Definitely-potable water is scarce. If you are okay with questionable park-bathroom tap water, you are in luck. I carried a filtration-bottle and was able to refill enough off that.
The city sections were the most difficult to navigate. There is so much visual stimulation going on in the city areas, the markers do not stand out. I'd suggest bringing a cell phone and be able to cross reference a maps app against the printed trail map (which is very tourist-oriented and incredibly vague.) The maps are a fun game of visual-shape matching. There are no scales, topography, standardize labeling, etc. Consider the trail map an "Artistic Rendering" of the trail more than a topographically accurate map.
Certainly run-able, in fact I saw tags for a past Ultra along the trail.
The trail officially starts and ends at Dobongsan Station. Working clockwise around the city, you'll experience just about everything, good and bad.
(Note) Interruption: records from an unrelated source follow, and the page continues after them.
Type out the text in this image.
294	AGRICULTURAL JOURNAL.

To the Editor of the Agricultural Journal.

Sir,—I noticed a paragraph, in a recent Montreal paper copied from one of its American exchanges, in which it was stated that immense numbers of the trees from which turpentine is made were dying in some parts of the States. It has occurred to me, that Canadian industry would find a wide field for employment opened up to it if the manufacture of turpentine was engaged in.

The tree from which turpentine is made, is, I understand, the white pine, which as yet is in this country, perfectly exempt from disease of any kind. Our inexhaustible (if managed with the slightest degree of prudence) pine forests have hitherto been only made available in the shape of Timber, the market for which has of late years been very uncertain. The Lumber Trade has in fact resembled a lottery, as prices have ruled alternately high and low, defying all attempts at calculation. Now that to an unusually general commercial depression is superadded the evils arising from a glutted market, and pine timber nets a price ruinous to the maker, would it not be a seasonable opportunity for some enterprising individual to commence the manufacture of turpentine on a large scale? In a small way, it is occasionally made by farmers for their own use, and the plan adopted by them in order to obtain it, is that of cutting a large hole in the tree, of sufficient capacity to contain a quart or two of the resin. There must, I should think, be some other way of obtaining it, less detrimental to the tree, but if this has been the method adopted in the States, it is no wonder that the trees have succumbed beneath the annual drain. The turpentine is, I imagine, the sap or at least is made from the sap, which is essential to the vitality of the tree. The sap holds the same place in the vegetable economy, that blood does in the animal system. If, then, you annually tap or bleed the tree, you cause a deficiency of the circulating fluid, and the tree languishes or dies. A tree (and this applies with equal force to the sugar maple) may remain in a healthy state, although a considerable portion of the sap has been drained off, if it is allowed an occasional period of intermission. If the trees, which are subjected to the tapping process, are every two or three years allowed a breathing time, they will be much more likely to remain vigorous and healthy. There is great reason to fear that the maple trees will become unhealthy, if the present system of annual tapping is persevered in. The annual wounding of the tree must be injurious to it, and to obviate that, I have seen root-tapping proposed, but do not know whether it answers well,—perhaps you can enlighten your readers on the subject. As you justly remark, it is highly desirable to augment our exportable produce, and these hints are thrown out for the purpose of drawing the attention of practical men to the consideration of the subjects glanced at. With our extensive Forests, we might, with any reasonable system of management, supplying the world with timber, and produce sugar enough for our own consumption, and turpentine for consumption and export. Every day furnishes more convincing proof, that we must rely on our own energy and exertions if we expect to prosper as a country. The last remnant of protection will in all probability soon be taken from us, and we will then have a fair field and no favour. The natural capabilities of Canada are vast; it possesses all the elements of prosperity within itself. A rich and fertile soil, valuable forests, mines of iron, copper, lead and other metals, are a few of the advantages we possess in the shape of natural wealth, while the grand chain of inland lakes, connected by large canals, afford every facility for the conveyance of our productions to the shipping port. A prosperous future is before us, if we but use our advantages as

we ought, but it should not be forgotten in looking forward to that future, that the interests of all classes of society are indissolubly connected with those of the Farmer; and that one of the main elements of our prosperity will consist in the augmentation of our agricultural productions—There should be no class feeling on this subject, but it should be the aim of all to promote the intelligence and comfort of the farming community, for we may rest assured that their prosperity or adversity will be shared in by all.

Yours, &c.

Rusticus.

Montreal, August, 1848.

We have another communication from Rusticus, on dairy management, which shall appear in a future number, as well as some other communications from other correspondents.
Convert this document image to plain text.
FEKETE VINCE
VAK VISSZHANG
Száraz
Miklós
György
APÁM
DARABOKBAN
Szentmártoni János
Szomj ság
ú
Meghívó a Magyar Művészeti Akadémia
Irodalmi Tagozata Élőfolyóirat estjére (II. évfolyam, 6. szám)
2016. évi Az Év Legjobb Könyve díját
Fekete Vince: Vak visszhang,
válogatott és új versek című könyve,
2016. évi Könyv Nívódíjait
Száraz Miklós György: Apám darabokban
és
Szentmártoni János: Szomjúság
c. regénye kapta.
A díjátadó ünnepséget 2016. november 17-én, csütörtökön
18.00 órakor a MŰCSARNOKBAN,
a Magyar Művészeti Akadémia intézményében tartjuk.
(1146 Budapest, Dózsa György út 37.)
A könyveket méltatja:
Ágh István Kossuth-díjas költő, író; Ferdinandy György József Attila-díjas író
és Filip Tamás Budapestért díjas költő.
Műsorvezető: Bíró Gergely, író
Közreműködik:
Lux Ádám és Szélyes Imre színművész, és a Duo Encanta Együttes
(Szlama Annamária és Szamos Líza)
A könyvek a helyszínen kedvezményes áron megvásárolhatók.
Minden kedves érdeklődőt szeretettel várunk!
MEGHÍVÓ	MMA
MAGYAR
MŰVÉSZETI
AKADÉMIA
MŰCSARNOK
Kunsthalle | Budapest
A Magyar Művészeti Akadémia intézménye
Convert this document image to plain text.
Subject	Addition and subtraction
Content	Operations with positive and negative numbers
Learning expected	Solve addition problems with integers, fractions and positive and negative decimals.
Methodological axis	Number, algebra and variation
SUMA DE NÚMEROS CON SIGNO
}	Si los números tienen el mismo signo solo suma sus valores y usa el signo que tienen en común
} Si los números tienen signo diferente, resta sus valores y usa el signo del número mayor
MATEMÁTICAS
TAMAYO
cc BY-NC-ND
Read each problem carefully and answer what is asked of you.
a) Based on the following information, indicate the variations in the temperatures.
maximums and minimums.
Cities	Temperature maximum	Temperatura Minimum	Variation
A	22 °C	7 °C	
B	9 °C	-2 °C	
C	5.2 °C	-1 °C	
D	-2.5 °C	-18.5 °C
There are rocky mountains, serene forests, historic temples, rivers and streams, cool architecture, construction zones, cookie-cutter apartment jungles, drainage ditches, endless sidewalks, areas of expensive real-estate, parks, schools, restaurants, even a giant open-air recycling dump.....
The name of the game here is collecting stamps in the Seoul Trail stamp book. The books themselves are available at the 'Seoul Trail' information center at the start near Dobongsan Station. The stamps are located inside these red newspaper-stand like booths dispersed around the trail.
In Korea, running is quite popular with an older crowd more so than the 20-30 somethings. So the recommended method in the map-guide involves breaking it down into 21 sub-sections with an officially estimated time of about 65 hours. I just did each of the 8 sections in a single push each, and my total time was around 35 hours.
Notably, my GPS consistently recorded 10-18% longer distances than the listed distances in the map/guide.
This trail does not really get deep into any of the individual mountains and parks it goes by. It skirts the edges of just about everything. There are absolutely some beautiful sections to the Seoul Trail, but having also done the interiors of many of these parks, I can confidently say that the Seoul Trail is about experiencing Seoul, NOT about exploring wilderness.
This is also a fantastic way to experience Korea Hiking Culture, which absolute deserves being capitalized as a proper noun. Endless trekking poles even for sidewalks and stairs, wearing gaiters on paved sidewalks in sunny weather, staircases upon staircases, outfits worthy of a K2 attempt being worn on a warm autumn stroll down a carpeted (yes carpeted) trail, 30+ person 'hiking teams/clubs' with numbered identification placards on their packs, old school Korea pop music blasting from phones, soju and makgeoli picnics........you die hard PCT thru-hikers might scoff at it while you file the handle off your toothbrush, but its just part of life here!
Flora & Fauna
Lots of humans and occasionally dogs.